J'étais en train de terminer mon entraînement des bras dans ma chambre quand mon locataire, Tyga, est entré pour regarder. Ses yeux s'écarquillèrent alors qu'il disait : « Tu es énorme. D'une certaine façon, tu sembles plus grand. » Souriant, je lui ai lancé : « N'est-ce pas le but ? Tu veux toucher ? » J'ai fléchi fort, les muscles gonflant, et il a tendu la main, passant ses mains sur mes biceps épais.
Quand j'ai baissé mon short, Tyga est immédiatement tombé à genoux et a commencé à embrasser ma queue, léchant et suçant avec de petits gémissements doux, les yeux révulsés de plaisir. Je l'ai retourné et instinctivement sa tête est descendue et ses fesses se sont soulevées haut dans les airs, prêt et attendant. Après avoir léché son trou serré, j'ai aligné ma queue, j'ai poussé et dès le quatrième coup de reins j'étais enterré jusqu'aux couilles.
« Ça fait tellement du bien », a gémi Tyga, sa voix dégoulinant de pure faim érotique. Je le baisais longuement, enfonçant plus fort à chaque poussée, et il en demandait encore. Changeant les choses, je l'ai retourné sur le dos, j'ai posé ses petits pieds sur mes hanches et pressé ses genoux contre sa poitrine, reprenant là où j'avais laissé. Pompage rapide, regardant dans ses yeux, buvant chaque son qu'il faisait. Ses gémissements forts étaient un aphrodisiaque, surtout quand il a crié : « Oh Dieu, ça fait tellement du bien. »
Plus on baisait, plus il m'encourageait. C'est alors que j'ai réalisé que je le martelais en mode bête complète, plus fort que la plupart des mecs deux fois sa taille ne pourraient supporter. Il se caressait furieusement sa propre queue, et je pouvais dire que nous montions tous les deux vers un énorme orgasme mutuel. Tyga a crié qu'il allait jouir et a explosé bruyamment. Dans les affres de son orgasme, projetant d'épaisses cordes sur son ventre, il est devenu silencieux, la bouche ouverte jusqu'à ce qu'il reprenne enfin son souffle.
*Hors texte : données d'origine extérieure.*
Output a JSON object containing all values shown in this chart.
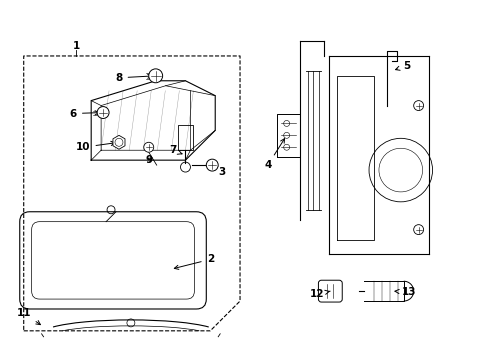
{
  "background_color": "#ffffff",
  "line_color": "#000000",
  "fig_width": 4.89,
  "fig_height": 3.6,
  "dpi": 100
}
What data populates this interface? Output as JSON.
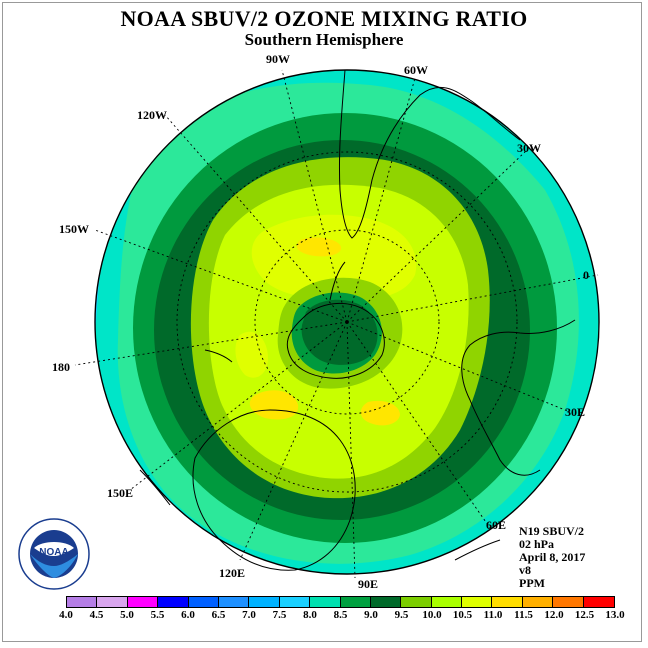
{
  "title": "NOAA SBUV/2 OZONE MIXING RATIO",
  "subtitle": "Southern Hemisphere",
  "longitude_labels": [
    "90W",
    "60W",
    "30W",
    "0",
    "30E",
    "60E",
    "90E",
    "120E",
    "150E",
    "180",
    "150W",
    "120W"
  ],
  "info": {
    "satellite": "N19 SBUV/2",
    "level": "02 hPa",
    "date": "April 8, 2017",
    "version": "v8",
    "units": "PPM"
  },
  "logo": {
    "text": "NOAA",
    "ring_text": "NATIONAL OCEANIC AND ATMOSPHERIC ADMINISTRATION · U.S. DEPARTMENT OF COMMERCE"
  },
  "colorbar": {
    "ticks": [
      "4.0",
      "4.5",
      "5.0",
      "5.5",
      "6.0",
      "6.5",
      "7.0",
      "7.5",
      "8.0",
      "8.5",
      "9.0",
      "9.5",
      "10.0",
      "10.5",
      "11.0",
      "11.5",
      "12.0",
      "12.5",
      "13.0"
    ],
    "colors": [
      "#b57ee6",
      "#d9a6ee",
      "#ff00ff",
      "#0000ff",
      "#0060ff",
      "#1e90ff",
      "#00b2ff",
      "#1ad0ff",
      "#00e0b0",
      "#00a040",
      "#006a2a",
      "#7ccd00",
      "#aaff00",
      "#dfff00",
      "#ffdd00",
      "#ffb000",
      "#ff7700",
      "#ff0000",
      "#8b5a2b"
    ]
  },
  "field": {
    "outer_band": "7.5-8.0",
    "ring_band": "8.5-9.0",
    "interior": "9.5-10.5",
    "pole_minimum": "8.5-9.0"
  }
}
Toujours en train de pistonner fort en lui, j'ai atteint mon propre pic, le sautant profondément, poussant jusqu'à ce que chaque vague de plaisir se soit écoulée de moi. Dans une drôle de prise de conscience, nous avions baisé notre chemin à travers le lit king-size jusqu'à ce que sa tête pende de l'autre côté. J'ai doucement tiré ses bras vers moi, nous guidant vers les oreillers et nous roulant sur le côté. Tyga est devenu ma petite cuillère, et en mode protecteur complet pendant notre après-glow, j'ai drapé mon bras et ma jambe sur lui, le serrant fort contre ma poitrine.